Para sostener todo este edificio, Ungar hace uso de la reiteración simbólica de una serie de conceptos clave: una serie de palabras que el protagonista va recortando cada semana de los periódicos e introduciendo en un frasco, los viajes a una misteriosa granja y el proceso de construcción de unos enigmáticos ángeles de yeso, esos larguísimos paseos por la ciudad… En torno a ellos se articula la trama y se mantiene mientras va mutando el carácter de la historia.
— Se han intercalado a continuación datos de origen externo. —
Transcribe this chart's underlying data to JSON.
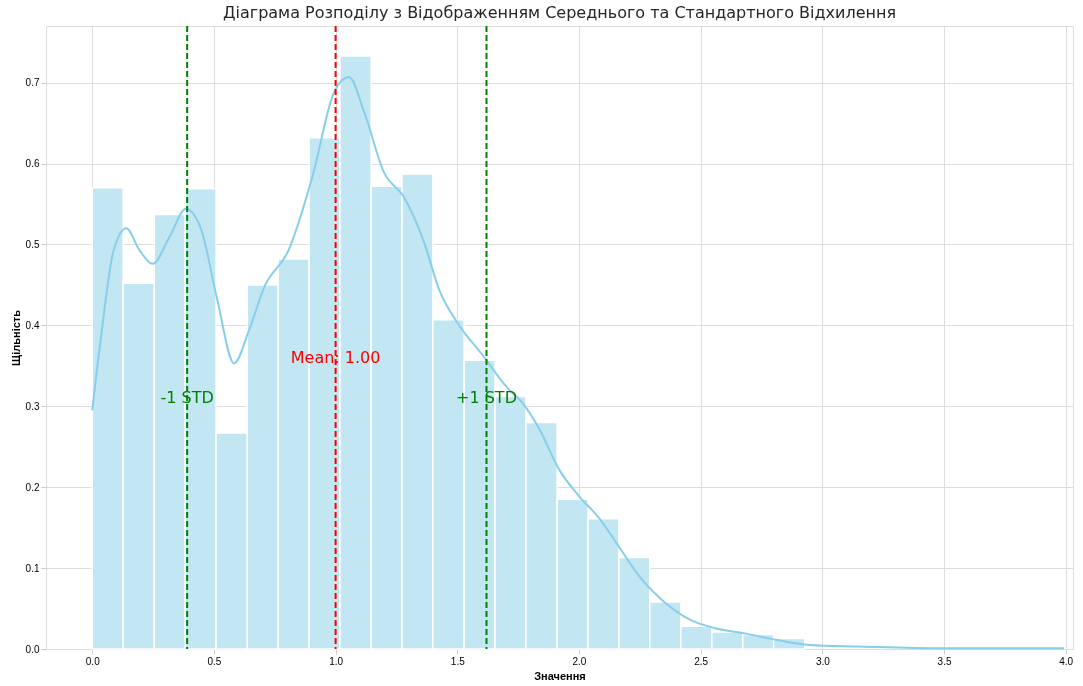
{
  "chart_data": {
    "type": "histogram",
    "title": "Діаграма Розподілу з Відображенням Середнього та Стандартного Відхилення",
    "xlabel": "Значення",
    "ylabel": "Щільність",
    "bins": [
      0,
      0.127,
      0.255,
      0.382,
      0.509,
      0.637,
      0.764,
      0.891,
      1.018,
      1.146,
      1.273,
      1.4,
      1.528,
      1.655,
      1.782,
      1.91,
      2.037,
      2.164,
      2.291,
      2.419,
      2.546,
      2.673,
      2.8,
      2.928
    ],
    "values": [
      0.57,
      0.452,
      0.537,
      0.569,
      0.267,
      0.45,
      0.482,
      0.632,
      0.733,
      0.572,
      0.587,
      0.407,
      0.357,
      0.312,
      0.28,
      0.185,
      0.161,
      0.113,
      0.058,
      0.028,
      0.021,
      0.018,
      0.013
    ],
    "color": "#c3e6f3",
    "series": [
      {
        "type": "line",
        "color": "#87ceeb",
        "x": [
          0,
          0.039,
          0.088,
          0.14,
          0.194,
          0.248,
          0.317,
          0.385,
          0.447,
          0.513,
          0.583,
          0.643,
          0.708,
          0.807,
          0.905,
          0.995,
          1.055,
          1.117,
          1.199,
          1.28,
          1.362,
          1.427,
          1.501,
          1.607,
          1.705,
          1.771,
          1.837,
          1.918,
          2.0,
          2.082,
          2.163,
          2.245,
          2.359,
          2.458,
          2.556,
          2.686,
          2.817,
          2.948,
          3.144,
          3.471,
          3.993
        ],
        "values": [
          0.295,
          0.393,
          0.493,
          0.52,
          0.493,
          0.476,
          0.509,
          0.544,
          0.519,
          0.433,
          0.353,
          0.393,
          0.448,
          0.493,
          0.584,
          0.689,
          0.707,
          0.664,
          0.589,
          0.559,
          0.504,
          0.443,
          0.403,
          0.362,
          0.323,
          0.303,
          0.272,
          0.222,
          0.189,
          0.162,
          0.127,
          0.091,
          0.056,
          0.036,
          0.026,
          0.019,
          0.011,
          0.005,
          0.003,
          0.001,
          0.001
        ]
      }
    ],
    "ref_lines": [
      {
        "axis": "x",
        "value": 1.0,
        "color": "#ff0000",
        "line_style": "dashed"
      },
      {
        "axis": "x",
        "value": 0.39,
        "color": "#008000",
        "line_style": "dashed"
      },
      {
        "axis": "x",
        "value": 1.62,
        "color": "#008000",
        "line_style": "dashed"
      }
    ],
    "annotations": [
      {
        "text": "Mean: 1.00",
        "x": 1.0,
        "y": 0.36
      },
      {
        "text": "-1 STD",
        "x": 0.39,
        "y": 0.31
      },
      {
        "text": "+1 STD",
        "x": 1.62,
        "y": 0.31
      }
    ],
    "xlim": [
      -0.19,
      4.03
    ],
    "xticks": [
      {
        "value": 0,
        "label": "0.0"
      },
      0.5,
      {
        "value": 1,
        "label": "1.0"
      },
      1.5,
      {
        "value": 2,
        "label": "2.0"
      },
      2.5,
      {
        "value": 3,
        "label": "3.0"
      },
      3.5,
      {
        "value": 4,
        "label": "4.0"
      }
    ],
    "ylim": [
      0,
      0.77
    ],
    "yticks": [
      {
        "value": 0,
        "label": "0.0"
      },
      0.1,
      0.2,
      0.3,
      0.4,
      0.5,
      0.6,
      0.7
    ],
    "grid": true
  }
}
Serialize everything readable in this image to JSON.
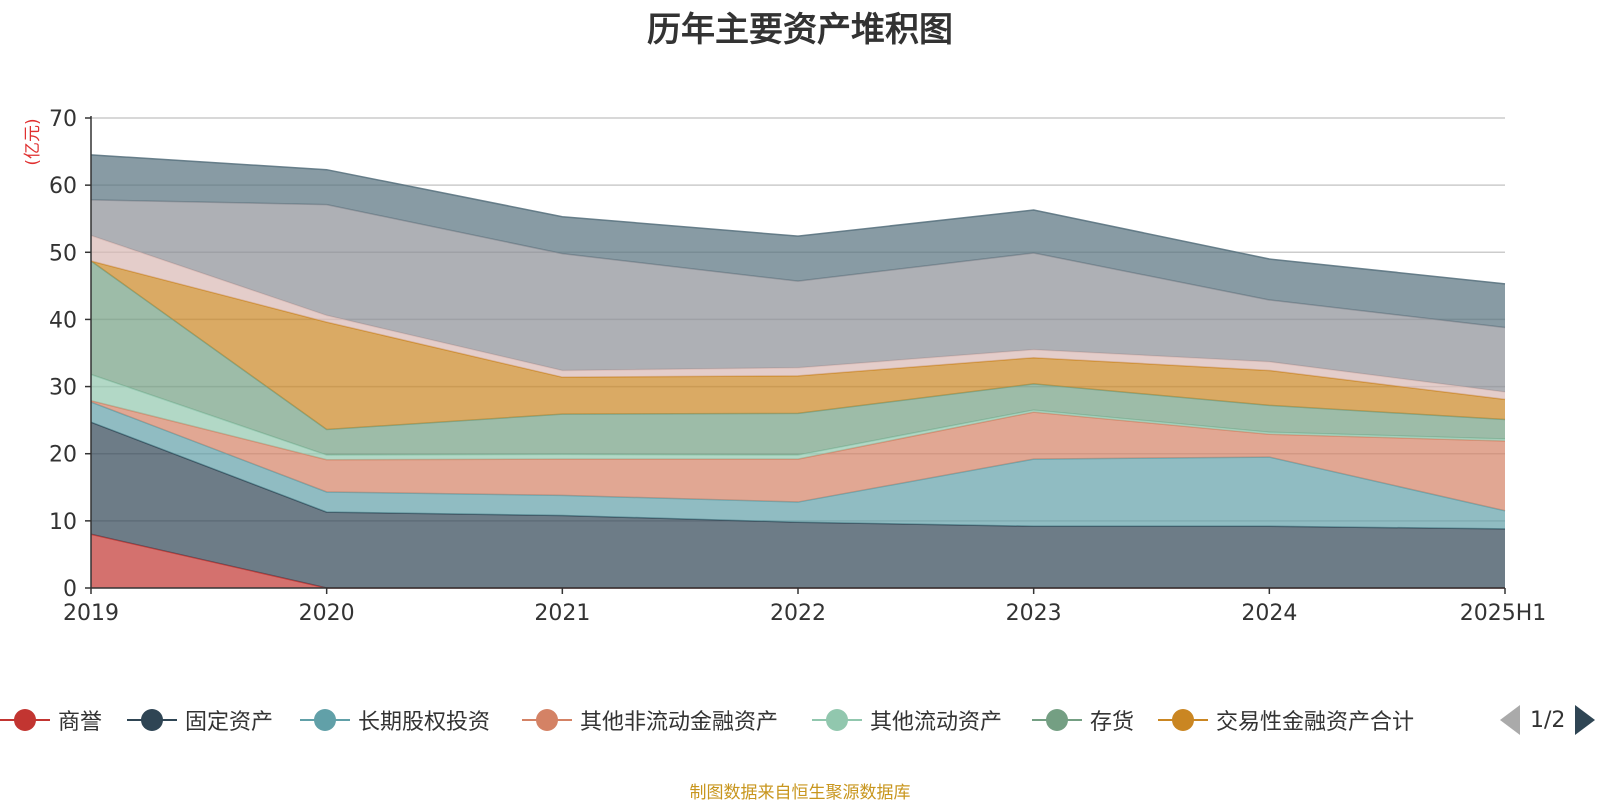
{
  "title": "历年主要资产堆积图",
  "unit_label": "(亿元)",
  "source_note": "制图数据来自恒生聚源数据库",
  "pager": {
    "text": "1/2"
  },
  "legend": [
    {
      "name": "商誉",
      "color": "#c23531"
    },
    {
      "name": "固定资产",
      "color": "#2f4554"
    },
    {
      "name": "长期股权投资",
      "color": "#61a0a8"
    },
    {
      "name": "其他非流动金融资产",
      "color": "#d48265"
    },
    {
      "name": "其他流动资产",
      "color": "#91c7ae"
    },
    {
      "name": "存货",
      "color": "#749f83"
    },
    {
      "name": "交易性金融资产合计",
      "color": "#ca8622"
    }
  ],
  "chart_data": {
    "type": "area",
    "stacked": true,
    "title": "历年主要资产堆积图",
    "ylabel": "(亿元)",
    "x": [
      "2019",
      "2020",
      "2021",
      "2022",
      "2023",
      "2024",
      "2025H1"
    ],
    "ylim": [
      0,
      70
    ],
    "yticks": [
      0,
      10,
      20,
      30,
      40,
      50,
      60,
      70
    ],
    "grid": true,
    "legend_position": "bottom",
    "series": [
      {
        "name": "商誉",
        "color": "#c23531",
        "values": [
          8.0,
          0,
          0,
          0,
          0,
          0,
          0
        ]
      },
      {
        "name": "固定资产",
        "color": "#2f4554",
        "values": [
          16.7,
          11.3,
          10.8,
          9.8,
          9.2,
          9.2,
          8.8
        ]
      },
      {
        "name": "长期股权投资",
        "color": "#61a0a8",
        "values": [
          3.0,
          3.0,
          3.0,
          3.0,
          10.0,
          10.3,
          2.7
        ]
      },
      {
        "name": "其他非流动金融资产",
        "color": "#d48265",
        "values": [
          0.2,
          4.8,
          5.4,
          6.4,
          7.0,
          3.4,
          10.4
        ]
      },
      {
        "name": "其他流动资产",
        "color": "#91c7ae",
        "values": [
          3.9,
          0.7,
          0.7,
          0.6,
          0.3,
          0.3,
          0.3
        ]
      },
      {
        "name": "存货",
        "color": "#749f83",
        "values": [
          16.9,
          3.8,
          6.0,
          6.2,
          3.9,
          4.0,
          2.9
        ]
      },
      {
        "name": "交易性金融资产合计",
        "color": "#ca8622",
        "values": [
          0,
          16.0,
          5.5,
          5.6,
          3.9,
          5.2,
          3.0
        ]
      },
      {
        "name": "",
        "color": "#d9b8b4",
        "values": [
          3.8,
          1.0,
          1.0,
          1.2,
          1.2,
          1.3,
          1.1
        ]
      },
      {
        "name": "",
        "color": "#8c8f96",
        "values": [
          5.3,
          16.5,
          17.4,
          12.9,
          14.4,
          9.2,
          9.6
        ]
      },
      {
        "name": "",
        "color": "#56707d",
        "values": [
          6.7,
          5.2,
          5.5,
          6.7,
          6.4,
          6.1,
          6.5
        ]
      }
    ]
  }
}
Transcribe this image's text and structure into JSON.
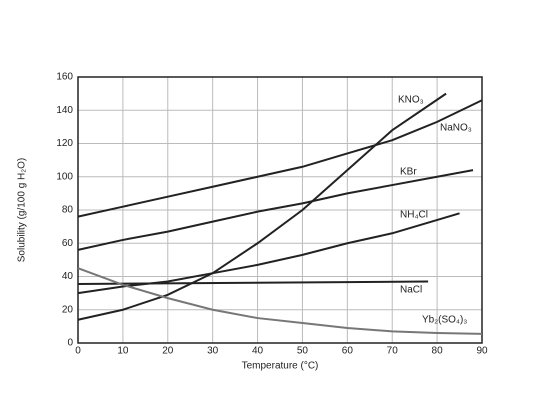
{
  "chart_data": {
    "type": "line",
    "x_label": "Temperature (°C)",
    "y_label": "Solubility (g/100 g H₂O)",
    "xlim": [
      0,
      90
    ],
    "xticks": [
      0,
      10,
      20,
      30,
      40,
      50,
      60,
      70,
      80,
      90
    ],
    "ylim": [
      0,
      160
    ],
    "yticks": [
      0,
      20,
      40,
      60,
      80,
      100,
      120,
      140,
      160
    ],
    "grid": true,
    "series": [
      {
        "name": "KNO₃",
        "color": "#222222",
        "x": [
          0,
          10,
          20,
          30,
          40,
          50,
          60,
          70,
          82
        ],
        "values": [
          14,
          20,
          29,
          42,
          60,
          80,
          104,
          128,
          150
        ]
      },
      {
        "name": "NaNO₃",
        "color": "#222222",
        "x": [
          0,
          10,
          20,
          30,
          40,
          50,
          60,
          70,
          80,
          90
        ],
        "values": [
          76,
          82,
          88,
          94,
          100,
          106,
          114,
          122,
          133,
          146
        ]
      },
      {
        "name": "KBr",
        "color": "#222222",
        "x": [
          0,
          10,
          20,
          30,
          40,
          50,
          60,
          70,
          80,
          88
        ],
        "values": [
          56,
          62,
          67,
          73,
          79,
          84,
          90,
          95,
          100,
          104
        ]
      },
      {
        "name": "NH₄Cl",
        "color": "#222222",
        "x": [
          0,
          10,
          20,
          30,
          40,
          50,
          60,
          70,
          85
        ],
        "values": [
          30,
          34,
          37,
          42,
          47,
          53,
          60,
          66,
          78
        ]
      },
      {
        "name": "NaCl",
        "color": "#222222",
        "x": [
          0,
          78
        ],
        "values": [
          35.5,
          37
        ]
      },
      {
        "name": "Yb₂(SO₄)₃",
        "color": "#777777",
        "x": [
          0,
          10,
          20,
          30,
          40,
          50,
          60,
          70,
          80,
          90
        ],
        "values": [
          45,
          35,
          27,
          20,
          15,
          12,
          9,
          7,
          6,
          5.5
        ]
      }
    ]
  }
}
Con todos esos mimbres, el autor nos presenta un diario salvaje, terrorífico y nihilista que ofrece un retrato poco favorecedor de la sociedad europea actual y de sus protagonistas. Como en su anterior novela, también en esta, existen varios niveles de lectura: uno que habla sobre la locura y el aislamiento del protagonista, otro que narra una historia de amor, sexo y engaño, otro cercano al thriller sombrío o a la novela de intriga y ese otro referido al pánico y al desprecio que siente el narrador hacia el extranjero.
Ungar hace un esfuerzo para que todas estas piezas encajen en las cuatro paredes de su libro y el argumento fluya, sin depresiones, en la estructura creciente de ese falso diario. Era un ejercicio arriesgado del que el colombiano sale airoso. Lo hace con el estilo brillante al que nos acostumbra, directo y conciso, el que pide la narración vertiginosa de unos acontecimientos que irán precipitando un desenlace que, solo a medias, se adivina.
Antonio Ungar ha escrito una novela «absorbente, inquietante y perturbadora». No solo es una reflexión acerca de la crisis actual de esta Europa que no sabe qué hacer con los inmigrantes y de nuestro papel ante esa realidad y frente a la xenofobia. El portentoso retrato de su personaje, arrastrado por dos obsesiones, Irina y saldar las cuentas con estos invasores extranjeros, nos enseña, en un imparable crescendo, más sobre la Europa de la inmigración o del odio al extranjero, que las frías estadísticas que aparecen diariamente en los periódicos. Una novela, en definitiva, de emociones elementales mostradas con crudeza y excelente pulso en la que todo lector se sentirá cuestionado, horrorizado, entretenido, y de la que saldrá, seguro, conociendo un poco más sobre la naturaleza humana y sobre uno mismo.
Mírame (Anagrama, 2018), de Antonio Ungar | 192 páginas | 16, 90 euros.